When you get to the Pigeon House Road, a road that seems to lead nowhere, you see a bank of containers in a commercial shipping yard to your left, and a tall barrier shielding the site to your right. Behind this barrier is the bulldozed site of the Irish Glass Bottle Factory, one of the most controversial property purchases made during Ireland’s boom. Intended as a mixed-use, high-rise mini Manhattan, it’s now little more than a muddy field churned up by heavy machinery.

I went straight ahead at the end of the road, which I learned is not the way to go: it leads to a dead end, where railings and gates block your path towards the grassy wastelands that border the south side of the peninsula.
I returned the way I had come, then turned right, past the entrance to the container yard, where juggernauts were queuing up to deposit their loads. Cycling along this road, you’re immediately assailed by the smell of sewage, which has been processed and expelled on this site for about a century. As you can imagine, the stench is pretty disgusting. Nevertheless, I stopped to take a photo of the canal of effluent that emerges from under the road, then runs parallel to it before joining the Liffey just before it reaches the generating station. Opposite me at this point was the site of the Poolbeg waste incinerator, another oddly-located site of controversy on this peculiar outcrop.

Canal of stench

Poolbeg incinerator site
Straight ahead, the looming towers of the Pigeon House, and in front of them a large redbrick building dating from 1902: the first electricity generating station in Dublin. James Joyce mentions it in Ulysses (set in 1904):
‘the flags of the Ballast office and Custom House were dipped in salute as were also those of the electrical power station at the Pigeonhouse, and the Poolbeg light.’
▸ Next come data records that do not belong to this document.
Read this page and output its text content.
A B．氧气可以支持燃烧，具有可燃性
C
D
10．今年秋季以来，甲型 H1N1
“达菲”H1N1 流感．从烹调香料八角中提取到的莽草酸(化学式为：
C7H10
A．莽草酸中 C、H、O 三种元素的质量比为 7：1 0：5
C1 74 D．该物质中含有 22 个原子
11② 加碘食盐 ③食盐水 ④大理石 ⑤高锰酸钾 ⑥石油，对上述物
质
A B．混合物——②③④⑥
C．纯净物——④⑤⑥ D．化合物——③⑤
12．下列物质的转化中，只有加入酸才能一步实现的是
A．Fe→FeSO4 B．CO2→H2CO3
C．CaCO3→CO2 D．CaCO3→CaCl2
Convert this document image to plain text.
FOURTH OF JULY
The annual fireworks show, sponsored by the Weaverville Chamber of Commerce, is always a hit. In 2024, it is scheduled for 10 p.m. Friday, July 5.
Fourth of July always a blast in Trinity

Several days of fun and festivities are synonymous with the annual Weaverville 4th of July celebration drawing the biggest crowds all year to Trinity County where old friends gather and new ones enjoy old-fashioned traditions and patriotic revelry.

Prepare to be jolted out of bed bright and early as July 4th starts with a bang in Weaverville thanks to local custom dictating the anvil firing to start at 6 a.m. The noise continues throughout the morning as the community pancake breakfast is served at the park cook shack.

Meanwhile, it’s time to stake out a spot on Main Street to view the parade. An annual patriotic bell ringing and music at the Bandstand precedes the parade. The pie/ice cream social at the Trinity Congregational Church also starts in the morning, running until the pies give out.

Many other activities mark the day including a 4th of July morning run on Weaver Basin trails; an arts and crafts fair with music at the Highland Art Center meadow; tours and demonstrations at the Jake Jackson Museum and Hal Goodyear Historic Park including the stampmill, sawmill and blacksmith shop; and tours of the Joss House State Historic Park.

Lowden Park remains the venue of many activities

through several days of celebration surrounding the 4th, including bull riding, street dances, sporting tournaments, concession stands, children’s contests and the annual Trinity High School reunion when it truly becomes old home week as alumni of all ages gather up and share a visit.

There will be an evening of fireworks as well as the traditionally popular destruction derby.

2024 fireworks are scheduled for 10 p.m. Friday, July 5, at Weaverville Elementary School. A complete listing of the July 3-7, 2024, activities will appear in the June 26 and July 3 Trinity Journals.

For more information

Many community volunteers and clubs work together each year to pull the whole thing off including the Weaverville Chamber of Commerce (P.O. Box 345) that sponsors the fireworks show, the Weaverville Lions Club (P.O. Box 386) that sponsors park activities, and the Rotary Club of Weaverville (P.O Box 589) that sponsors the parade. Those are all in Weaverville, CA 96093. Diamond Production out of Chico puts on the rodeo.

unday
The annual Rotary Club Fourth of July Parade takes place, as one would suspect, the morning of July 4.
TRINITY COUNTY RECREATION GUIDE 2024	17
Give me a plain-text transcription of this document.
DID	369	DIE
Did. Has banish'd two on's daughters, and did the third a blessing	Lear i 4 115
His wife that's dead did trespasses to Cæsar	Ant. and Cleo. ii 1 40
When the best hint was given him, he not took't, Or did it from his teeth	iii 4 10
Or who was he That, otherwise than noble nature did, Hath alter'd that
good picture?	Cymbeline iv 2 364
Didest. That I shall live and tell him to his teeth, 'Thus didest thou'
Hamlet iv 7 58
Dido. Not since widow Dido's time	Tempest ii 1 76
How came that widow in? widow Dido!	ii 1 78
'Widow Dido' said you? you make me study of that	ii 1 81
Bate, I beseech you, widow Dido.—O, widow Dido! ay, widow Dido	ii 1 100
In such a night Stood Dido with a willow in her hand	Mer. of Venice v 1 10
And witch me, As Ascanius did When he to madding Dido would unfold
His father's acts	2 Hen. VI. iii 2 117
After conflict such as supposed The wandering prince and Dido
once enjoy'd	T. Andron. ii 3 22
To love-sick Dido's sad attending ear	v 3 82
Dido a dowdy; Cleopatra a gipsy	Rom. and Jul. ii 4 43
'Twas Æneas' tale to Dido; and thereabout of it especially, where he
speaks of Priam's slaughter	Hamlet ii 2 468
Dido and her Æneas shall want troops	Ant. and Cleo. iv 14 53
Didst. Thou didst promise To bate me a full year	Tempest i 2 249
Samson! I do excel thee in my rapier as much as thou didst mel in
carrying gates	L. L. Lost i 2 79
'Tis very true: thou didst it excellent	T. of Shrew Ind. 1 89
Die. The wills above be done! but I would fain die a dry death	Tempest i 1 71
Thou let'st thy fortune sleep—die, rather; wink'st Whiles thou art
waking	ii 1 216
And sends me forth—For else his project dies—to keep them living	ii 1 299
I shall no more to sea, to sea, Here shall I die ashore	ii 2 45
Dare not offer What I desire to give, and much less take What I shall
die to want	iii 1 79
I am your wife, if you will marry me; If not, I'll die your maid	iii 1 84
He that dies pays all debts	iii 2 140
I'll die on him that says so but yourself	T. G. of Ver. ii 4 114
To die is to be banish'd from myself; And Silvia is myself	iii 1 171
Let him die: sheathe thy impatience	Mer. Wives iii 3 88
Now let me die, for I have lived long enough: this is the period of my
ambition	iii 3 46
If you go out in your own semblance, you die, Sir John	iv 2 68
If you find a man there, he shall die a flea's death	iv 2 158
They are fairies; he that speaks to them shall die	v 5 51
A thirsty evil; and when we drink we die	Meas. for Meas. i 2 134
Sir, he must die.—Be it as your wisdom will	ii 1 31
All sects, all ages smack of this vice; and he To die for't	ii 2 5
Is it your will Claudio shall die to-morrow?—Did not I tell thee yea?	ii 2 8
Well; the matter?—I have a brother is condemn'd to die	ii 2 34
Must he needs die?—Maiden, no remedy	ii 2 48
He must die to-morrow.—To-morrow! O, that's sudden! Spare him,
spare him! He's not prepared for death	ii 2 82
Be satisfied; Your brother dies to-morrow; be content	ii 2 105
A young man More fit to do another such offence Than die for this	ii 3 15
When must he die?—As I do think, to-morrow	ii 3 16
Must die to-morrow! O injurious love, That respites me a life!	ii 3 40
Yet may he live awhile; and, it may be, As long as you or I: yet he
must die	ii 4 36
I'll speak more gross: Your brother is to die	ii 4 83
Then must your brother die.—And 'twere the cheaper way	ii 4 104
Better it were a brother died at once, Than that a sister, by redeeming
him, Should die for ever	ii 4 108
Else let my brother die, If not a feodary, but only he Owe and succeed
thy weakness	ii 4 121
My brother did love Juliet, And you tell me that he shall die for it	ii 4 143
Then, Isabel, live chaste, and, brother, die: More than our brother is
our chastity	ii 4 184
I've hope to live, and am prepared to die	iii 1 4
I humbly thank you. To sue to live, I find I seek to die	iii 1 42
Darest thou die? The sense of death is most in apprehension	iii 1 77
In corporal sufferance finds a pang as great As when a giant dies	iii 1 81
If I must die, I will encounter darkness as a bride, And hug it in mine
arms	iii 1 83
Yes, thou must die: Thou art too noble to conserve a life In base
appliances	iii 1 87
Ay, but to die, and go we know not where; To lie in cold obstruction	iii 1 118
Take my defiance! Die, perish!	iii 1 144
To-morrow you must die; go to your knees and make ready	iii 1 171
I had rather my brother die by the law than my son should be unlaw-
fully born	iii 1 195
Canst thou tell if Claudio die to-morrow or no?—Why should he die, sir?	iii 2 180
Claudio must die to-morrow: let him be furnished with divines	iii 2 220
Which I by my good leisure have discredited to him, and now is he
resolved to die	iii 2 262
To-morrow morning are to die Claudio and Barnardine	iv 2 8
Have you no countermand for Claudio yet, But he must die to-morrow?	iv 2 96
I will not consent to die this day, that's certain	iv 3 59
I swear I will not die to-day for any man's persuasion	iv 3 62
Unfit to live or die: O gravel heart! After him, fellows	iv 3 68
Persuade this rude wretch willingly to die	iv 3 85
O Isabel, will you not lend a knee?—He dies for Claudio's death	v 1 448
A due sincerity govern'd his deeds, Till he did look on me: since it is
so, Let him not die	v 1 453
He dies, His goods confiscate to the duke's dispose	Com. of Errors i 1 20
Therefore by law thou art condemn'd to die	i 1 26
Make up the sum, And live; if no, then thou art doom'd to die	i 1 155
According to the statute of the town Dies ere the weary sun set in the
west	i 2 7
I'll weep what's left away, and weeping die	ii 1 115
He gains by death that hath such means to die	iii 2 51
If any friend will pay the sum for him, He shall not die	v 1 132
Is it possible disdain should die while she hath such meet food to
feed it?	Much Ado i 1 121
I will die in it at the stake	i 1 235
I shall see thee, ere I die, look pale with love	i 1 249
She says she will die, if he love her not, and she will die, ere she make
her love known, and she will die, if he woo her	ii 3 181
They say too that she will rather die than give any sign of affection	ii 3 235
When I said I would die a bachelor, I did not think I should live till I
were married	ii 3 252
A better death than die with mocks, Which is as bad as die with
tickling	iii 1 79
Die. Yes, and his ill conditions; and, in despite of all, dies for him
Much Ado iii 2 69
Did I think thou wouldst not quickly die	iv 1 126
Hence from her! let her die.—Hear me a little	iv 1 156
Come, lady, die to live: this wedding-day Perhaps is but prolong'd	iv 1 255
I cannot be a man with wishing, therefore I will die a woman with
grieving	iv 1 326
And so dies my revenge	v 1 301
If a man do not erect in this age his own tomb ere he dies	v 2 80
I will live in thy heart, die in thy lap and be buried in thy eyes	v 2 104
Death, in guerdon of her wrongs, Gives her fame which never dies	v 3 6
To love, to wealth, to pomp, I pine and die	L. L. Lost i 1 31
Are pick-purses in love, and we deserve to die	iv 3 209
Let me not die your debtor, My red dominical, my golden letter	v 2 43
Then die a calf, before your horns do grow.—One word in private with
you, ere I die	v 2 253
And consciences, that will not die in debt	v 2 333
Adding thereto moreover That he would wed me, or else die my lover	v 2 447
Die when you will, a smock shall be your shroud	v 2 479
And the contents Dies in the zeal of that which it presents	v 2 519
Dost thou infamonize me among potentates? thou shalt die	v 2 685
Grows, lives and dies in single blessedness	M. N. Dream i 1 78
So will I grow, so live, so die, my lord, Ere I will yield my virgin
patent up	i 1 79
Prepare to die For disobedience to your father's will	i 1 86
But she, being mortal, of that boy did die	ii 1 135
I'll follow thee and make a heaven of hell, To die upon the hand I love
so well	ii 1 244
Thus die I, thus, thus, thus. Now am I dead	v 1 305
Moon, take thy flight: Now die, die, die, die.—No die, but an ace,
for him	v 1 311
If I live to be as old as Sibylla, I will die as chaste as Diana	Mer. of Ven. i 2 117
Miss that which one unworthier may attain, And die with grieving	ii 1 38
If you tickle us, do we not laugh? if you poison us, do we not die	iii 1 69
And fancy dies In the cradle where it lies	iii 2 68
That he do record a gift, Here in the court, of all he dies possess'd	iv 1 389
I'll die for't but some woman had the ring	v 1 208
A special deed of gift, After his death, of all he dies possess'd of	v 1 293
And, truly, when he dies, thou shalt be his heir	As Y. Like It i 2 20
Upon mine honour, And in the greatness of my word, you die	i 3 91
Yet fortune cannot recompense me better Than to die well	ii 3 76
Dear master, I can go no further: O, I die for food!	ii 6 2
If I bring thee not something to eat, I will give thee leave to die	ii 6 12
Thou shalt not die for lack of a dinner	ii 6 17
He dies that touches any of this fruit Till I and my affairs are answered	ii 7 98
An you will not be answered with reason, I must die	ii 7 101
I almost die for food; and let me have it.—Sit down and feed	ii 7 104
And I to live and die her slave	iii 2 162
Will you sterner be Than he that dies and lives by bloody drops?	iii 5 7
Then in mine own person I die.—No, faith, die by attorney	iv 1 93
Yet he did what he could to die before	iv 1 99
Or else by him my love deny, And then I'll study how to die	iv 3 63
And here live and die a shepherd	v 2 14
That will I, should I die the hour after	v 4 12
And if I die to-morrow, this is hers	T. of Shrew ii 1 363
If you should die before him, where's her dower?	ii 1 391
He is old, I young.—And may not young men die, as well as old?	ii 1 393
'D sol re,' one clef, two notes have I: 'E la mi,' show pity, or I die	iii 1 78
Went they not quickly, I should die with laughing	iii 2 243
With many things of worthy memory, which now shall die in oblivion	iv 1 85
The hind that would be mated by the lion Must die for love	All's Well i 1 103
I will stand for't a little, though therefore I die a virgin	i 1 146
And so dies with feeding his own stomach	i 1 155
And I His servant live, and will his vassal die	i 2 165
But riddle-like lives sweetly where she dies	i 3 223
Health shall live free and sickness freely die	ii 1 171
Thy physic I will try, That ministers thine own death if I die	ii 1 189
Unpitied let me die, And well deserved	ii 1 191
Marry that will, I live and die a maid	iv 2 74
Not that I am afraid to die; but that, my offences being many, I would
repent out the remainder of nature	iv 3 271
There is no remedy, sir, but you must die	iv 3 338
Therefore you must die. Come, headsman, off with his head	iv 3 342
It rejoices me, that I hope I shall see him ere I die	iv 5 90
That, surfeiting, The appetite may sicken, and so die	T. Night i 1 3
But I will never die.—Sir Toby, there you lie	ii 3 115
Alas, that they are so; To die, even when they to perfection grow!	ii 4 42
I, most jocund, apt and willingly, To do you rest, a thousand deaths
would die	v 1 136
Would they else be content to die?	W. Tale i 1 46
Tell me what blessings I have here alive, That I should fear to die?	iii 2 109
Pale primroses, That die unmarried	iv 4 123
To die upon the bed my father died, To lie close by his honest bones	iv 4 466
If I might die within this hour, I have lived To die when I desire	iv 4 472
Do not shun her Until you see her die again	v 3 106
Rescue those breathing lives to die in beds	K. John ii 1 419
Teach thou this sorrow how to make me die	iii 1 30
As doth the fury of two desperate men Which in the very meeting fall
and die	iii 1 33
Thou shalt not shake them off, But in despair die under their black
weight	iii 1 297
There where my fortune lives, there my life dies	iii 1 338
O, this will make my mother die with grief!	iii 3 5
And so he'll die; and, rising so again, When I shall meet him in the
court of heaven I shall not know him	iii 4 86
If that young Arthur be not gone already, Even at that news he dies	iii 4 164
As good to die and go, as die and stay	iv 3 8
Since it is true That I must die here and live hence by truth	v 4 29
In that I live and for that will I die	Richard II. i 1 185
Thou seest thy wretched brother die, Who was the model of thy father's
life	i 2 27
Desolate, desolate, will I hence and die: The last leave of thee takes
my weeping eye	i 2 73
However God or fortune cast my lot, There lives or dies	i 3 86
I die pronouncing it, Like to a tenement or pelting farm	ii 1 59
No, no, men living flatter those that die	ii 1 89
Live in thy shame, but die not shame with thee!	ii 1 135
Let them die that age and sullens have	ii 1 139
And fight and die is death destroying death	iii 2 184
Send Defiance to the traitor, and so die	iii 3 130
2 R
Generating station (1902 station in foreground)
A large granite building next to the generating station was built as a hotel in the late 18th century, then converted into barracks soon after the 1798 rebellion, when British troops were stationed there. Essentially this tip of the peninsula remained military property for around a hundred years, after which it was sold to the corporation and used for electricity generation, feeding the substation in Fleet Street in central Dublin.

Cycling past the gates to the Pigeon House, you come across an incongruous line of cannon, which obviously reference the site’s military history. Taking a sharp right turn down a narrow roadway, you emerge at a wide stretch of sand dune, providing a view of the south county and the Dublin mountains.

Continuing on along the road, you pass the generating station, then reach the sea wall, a mile-long construction that was built in the eighteenth century as a means of clearing the mouth of the Liffey of the sand and silt that had made it such a danger to shipping. At the end of the wall, the Poolbeg lighthouse was built (it became operational in 1767).

As I walked along the rough granite of the sea wall, I watched the activity in the surprisingly busy shipping lane, as passenger ferries and container traffic came and went. I thought of how, when in the centre of the city, you never thought about Dublin as a port – you carried on oblivious to the continual traffic just a couple of miles down the river.

The Pigeon House area is an intriguing place, full of surprises and traces of Dublin’s industrial and civic past. It also smells, really badly.